パキスタン女性との人身売買婚をしてはならない―中国メディアが改めて警告

パキスタン女性との人身売買婚をしてはならない―中国メディアが改めて警告

人民日報系の中国メディア、海外網は2019年9月14日付で、「駐パキスタン中国大使館が注意喚起 非合法な結婚仲介機構に近づかないでください」と題する記事を発表した。

人民日報系の中国メディア、海外網は2019年9月14日付で、「駐パキスタン中国大使館が注意喚起 非合法な結婚仲介機構に近づかないでください」と題する記事を発表した。

パキスタンでは4月、同国女性に中国人男性を相手とする結婚を仲介する中国人の非合法グループが存在し、同グループはパキスタン女性に売春や臓器売買の強要もしているとの報道があった。中国の駐パキスタン大使館は結婚を仲介する非合法グループの存在を認めた上で、臓器売買は事実無根と強く否定した。

海外網は、駐パキスタン中国大使館が6月25日付で公式サイトに掲載した注意喚起の公告を、9月14日付で改めて紹介した。パキスタンにおける、中国人との非合法結婚、実態としては人身売買婚が、いまだに深刻な状態であることを反映したとも考えられる。

大使館の公告は、パキスタンの法規や伝統習慣を知らないことで「新妻をもらえず、監獄に入ることになる悲劇」が発生しかねないとして、注意を呼び掛けた。

具体的にはまず、中国の法律は詐欺目的または営利目的での国外との結婚紹介活動を禁止していると紹介。中国国内在住者は「パキスタン人との縁組を紹介する」といったあった場合には「財布の紐を固く締める」と同時に、「この種の結婚紹介は違法であることをしっかりと銘記しておくこと」と注意した。

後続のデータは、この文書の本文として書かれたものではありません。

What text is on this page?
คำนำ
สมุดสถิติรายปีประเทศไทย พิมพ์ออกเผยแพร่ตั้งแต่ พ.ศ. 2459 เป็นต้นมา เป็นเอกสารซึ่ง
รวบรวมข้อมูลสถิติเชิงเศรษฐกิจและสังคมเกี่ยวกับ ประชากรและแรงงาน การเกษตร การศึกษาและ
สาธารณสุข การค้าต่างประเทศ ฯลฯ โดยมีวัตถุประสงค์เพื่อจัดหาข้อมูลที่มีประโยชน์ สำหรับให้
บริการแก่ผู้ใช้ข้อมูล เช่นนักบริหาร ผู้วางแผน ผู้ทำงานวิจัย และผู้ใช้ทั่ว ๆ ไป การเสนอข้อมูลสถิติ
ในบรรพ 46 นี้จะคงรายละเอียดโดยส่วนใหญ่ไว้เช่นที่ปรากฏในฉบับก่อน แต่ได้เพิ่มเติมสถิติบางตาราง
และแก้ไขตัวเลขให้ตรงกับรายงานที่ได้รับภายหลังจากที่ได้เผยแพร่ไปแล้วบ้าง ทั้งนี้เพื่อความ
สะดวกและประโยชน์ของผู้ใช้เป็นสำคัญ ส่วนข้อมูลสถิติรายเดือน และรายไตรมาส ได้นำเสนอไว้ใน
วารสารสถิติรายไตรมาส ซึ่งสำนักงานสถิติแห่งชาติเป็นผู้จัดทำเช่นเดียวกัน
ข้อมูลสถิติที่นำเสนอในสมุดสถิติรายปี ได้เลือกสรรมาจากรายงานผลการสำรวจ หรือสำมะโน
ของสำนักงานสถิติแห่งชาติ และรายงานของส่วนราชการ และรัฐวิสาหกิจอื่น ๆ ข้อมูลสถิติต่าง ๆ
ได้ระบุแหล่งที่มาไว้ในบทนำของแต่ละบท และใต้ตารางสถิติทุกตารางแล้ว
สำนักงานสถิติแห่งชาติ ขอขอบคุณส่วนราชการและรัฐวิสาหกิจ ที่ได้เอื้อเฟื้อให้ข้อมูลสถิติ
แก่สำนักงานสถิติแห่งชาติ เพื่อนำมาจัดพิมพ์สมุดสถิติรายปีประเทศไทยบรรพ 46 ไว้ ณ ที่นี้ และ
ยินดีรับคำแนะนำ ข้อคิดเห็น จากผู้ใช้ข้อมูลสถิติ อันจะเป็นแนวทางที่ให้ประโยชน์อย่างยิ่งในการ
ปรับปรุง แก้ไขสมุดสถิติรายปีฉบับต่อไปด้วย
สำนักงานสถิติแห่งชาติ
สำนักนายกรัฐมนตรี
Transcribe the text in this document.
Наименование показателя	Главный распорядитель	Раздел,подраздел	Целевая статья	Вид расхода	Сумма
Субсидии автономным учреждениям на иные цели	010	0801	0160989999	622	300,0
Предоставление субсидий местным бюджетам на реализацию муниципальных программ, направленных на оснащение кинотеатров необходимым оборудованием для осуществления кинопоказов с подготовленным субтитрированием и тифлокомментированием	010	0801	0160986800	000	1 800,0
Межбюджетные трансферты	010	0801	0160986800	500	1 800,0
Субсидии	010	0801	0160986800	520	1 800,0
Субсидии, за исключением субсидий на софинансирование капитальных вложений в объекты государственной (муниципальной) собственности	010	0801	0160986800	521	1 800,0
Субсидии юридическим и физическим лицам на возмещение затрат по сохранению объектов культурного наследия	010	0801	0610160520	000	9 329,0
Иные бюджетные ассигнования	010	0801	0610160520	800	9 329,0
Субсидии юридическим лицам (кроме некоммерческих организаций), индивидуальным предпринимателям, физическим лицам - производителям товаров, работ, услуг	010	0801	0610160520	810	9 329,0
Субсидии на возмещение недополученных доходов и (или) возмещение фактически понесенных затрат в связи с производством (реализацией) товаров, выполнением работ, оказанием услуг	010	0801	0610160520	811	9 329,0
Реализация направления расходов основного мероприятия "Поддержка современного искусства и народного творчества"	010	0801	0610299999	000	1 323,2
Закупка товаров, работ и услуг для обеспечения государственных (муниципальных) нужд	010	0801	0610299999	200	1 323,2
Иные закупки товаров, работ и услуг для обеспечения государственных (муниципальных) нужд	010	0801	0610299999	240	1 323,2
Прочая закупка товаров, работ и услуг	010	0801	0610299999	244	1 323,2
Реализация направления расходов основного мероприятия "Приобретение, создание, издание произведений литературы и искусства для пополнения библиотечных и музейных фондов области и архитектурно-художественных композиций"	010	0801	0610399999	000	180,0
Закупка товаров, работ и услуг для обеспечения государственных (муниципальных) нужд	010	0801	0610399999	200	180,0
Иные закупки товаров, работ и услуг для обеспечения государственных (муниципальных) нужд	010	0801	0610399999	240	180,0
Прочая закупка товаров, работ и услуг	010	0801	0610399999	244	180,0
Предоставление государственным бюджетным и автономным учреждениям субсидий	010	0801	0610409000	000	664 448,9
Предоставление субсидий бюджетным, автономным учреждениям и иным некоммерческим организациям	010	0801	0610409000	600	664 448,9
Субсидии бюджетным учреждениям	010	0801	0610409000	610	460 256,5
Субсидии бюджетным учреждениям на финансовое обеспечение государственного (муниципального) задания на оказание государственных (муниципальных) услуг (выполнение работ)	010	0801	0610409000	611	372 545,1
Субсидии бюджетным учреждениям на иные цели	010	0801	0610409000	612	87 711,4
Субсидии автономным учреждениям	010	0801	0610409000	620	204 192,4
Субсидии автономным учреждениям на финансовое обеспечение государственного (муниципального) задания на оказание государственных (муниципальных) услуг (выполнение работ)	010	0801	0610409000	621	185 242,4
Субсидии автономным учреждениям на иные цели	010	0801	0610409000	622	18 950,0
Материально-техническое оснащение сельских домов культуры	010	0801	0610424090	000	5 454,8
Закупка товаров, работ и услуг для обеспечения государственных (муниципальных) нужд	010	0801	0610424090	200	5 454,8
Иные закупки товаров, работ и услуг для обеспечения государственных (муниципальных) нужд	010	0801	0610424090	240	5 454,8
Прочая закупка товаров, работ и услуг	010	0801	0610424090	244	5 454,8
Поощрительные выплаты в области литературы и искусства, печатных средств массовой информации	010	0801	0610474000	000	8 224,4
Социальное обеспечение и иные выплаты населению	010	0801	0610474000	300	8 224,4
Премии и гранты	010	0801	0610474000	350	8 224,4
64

次に、パキスタンはイスラム教国家であり、イスラム教徒とキリスト教徒の女性は一般に、同じ宗教を信じる男性としか結婚できないと紹介。結婚のためにイスラム教への入信を偽装した場合、パキスタンの場合には最大で懲役7年の刑になるという。

また、パキスタンでは女性は満18歳になってから初めて結婚ができ、年齢条件を満たさない女性と結婚した場合、結婚が無効になるだけでなく、最大で懲役1年の刑にある。

また、女性側の実家に金銭を渡しり贈り物をした場合、現地裁判所は人身売買の有力な証拠にすると説明。パキスタンの習慣では、新郎側が新婦側に渡す贈り物の価格は通常、5000ルピー(約3400円)を超えないという。

大使館はさらに、パキスタンの司法手続きは冗長と説明。人身売買の疑いで警察に逮捕されれば、最終的に無罪になったとしても、それまでには数カ月から場合によっては数年間がかかり、弁護士費用も高騰していると紹介した。

海外網は大使館の同広告をすべて掲載し、新浪網や毎日経済新聞など、他の中国メディアも同記事を転載した。

なお、中国とパキスタンはインドに対抗するために、極めて親密な関係を構築した。中国人の対パキスタン感情も良好であり、パキスタンの対中感情も良好だ。中国人による人身売買婚が原因で、パキスタン人の対中国感情や対中国人感情が悪化することは、中国外交にとって極めて望ましくない状況と言える。(翻訳・編集/如月隼人)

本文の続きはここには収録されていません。